I tried my best to move on. I lost weight quickly and hadn't looked hotter in clothes since high school. But even when friends reassured me how wonderful, attractive and talented I was, I continued to measure my self-worth by one yardstick: my husband's.
Awake, asleep, it didn't matter—I couldn't shake his stinging words. If I couldn't count on love from the father of my own children, what chance did I have with anyone else? But the thing that tormented me the most was, what if my husband was right?
About a year after he left, I took the kids on vacation. One day, we were sitting by the pool and a hotel employee who I had noticed upon our arrival—a dark and handsome middle-aged Arizona man—brought the children their first taste of prickly pear candy. He sat and talked with all three of us, and I found myself basking in his attention.

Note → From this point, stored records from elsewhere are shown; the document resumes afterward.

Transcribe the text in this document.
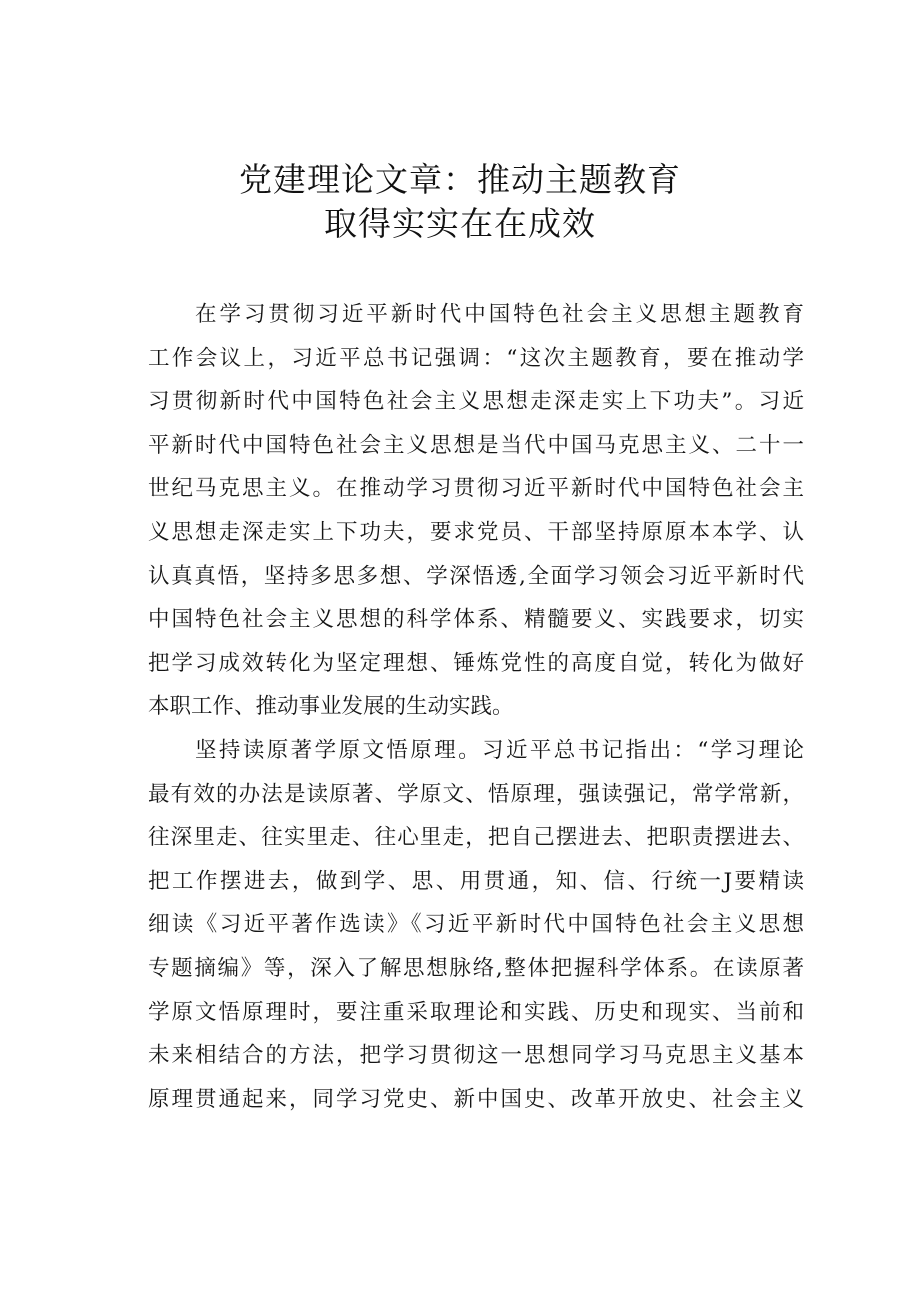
党建理论文章：推动主题教育
取得实实在在成效
在学习贯彻习近平新时代中国特色社会主义思想主题教育
工作会议上，习近平总书记强调：“这次主题教育，要在推动学
习贯彻新时代中国特色社会主义思想走深走实上下功夫”。习近
平新时代中国特色社会主义思想是当代中国马克思主义、二十一
世纪马克思主义。在推动学习贯彻习近平新时代中国特色社会主
义思想走深走实上下功夫，要求党员、干部坚持原原本本学、认
认真真悟，坚持多思多想、学深悟透,全面学习领会习近平新时代
中国特色社会主义思想的科学体系、精髓要义、实践要求，切实
把学习成效转化为坚定理想、锤炼党性的高度自觉，转化为做好
本职工作、推动事业发展的生动实践。
坚持读原著学原文悟原理。习近平总书记指出：“学习理论
最有效的办法是读原著、学原文、悟原理，强读强记，常学常新，
往深里走、往实里走、往心里走，把自己摆进去、把职责摆进去、
把工作摆进去，做到学、思、用贯通，知、信、行统一J要精读
细读《习近平著作选读》《习近平新时代中国特色社会主义思想
专题摘编》等，深入了解思想脉络,整体把握科学体系。在读原著
学原文悟原理时，要注重采取理论和实践、历史和现实、当前和
未来相结合的方法，把学习贯彻这一思想同学习马克思主义基本
原理贯通起来，同学习党史、新中国史、改革开放史、社会主义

A few months later, he came to Manhattan to visit friends and family. The children were at their father's, so we met for coffee and talked for hours, followed by pizza and more conversation. We were about to say goodbye at the subway when he turned around and followed me to Brooklyn instead.
I opened a bottle of pinot noir, and we sat on the couch and talked into the night. When he finally got up to leave, he pulled me close to him and kissed me longer and more tenderly than I'd been kissed in many years. When I came up for air, I was sobbing.
"I want you right now," he said and kissed me hard again.
I cried some more and told him how I still loved my husband despite what he'd done, and that I was still fragile and raw. Arizona man left a few minutes later.
Several years passed, and my husband and I eventually signed divorce papers. I went on vacation again, only this time I was flying solo. And this time I went out with a blond Adonis, 14 years my junior. On our first date, he drove me back to my hotel in his green hot rod before leaning over the gearshift and kissing me for so long that the concierge was still laughing when I got out of the car. A few days later, we ended the evening at his place.
We dated long distance for several months after and one night, while we were on the phone, he suddenly said, "I love you." I hadn't necessarily been waiting to hear those words, but they soothed me nonetheless. To my surprise, I found myself repeating the words back to him and felt like I was finally beginning to heal.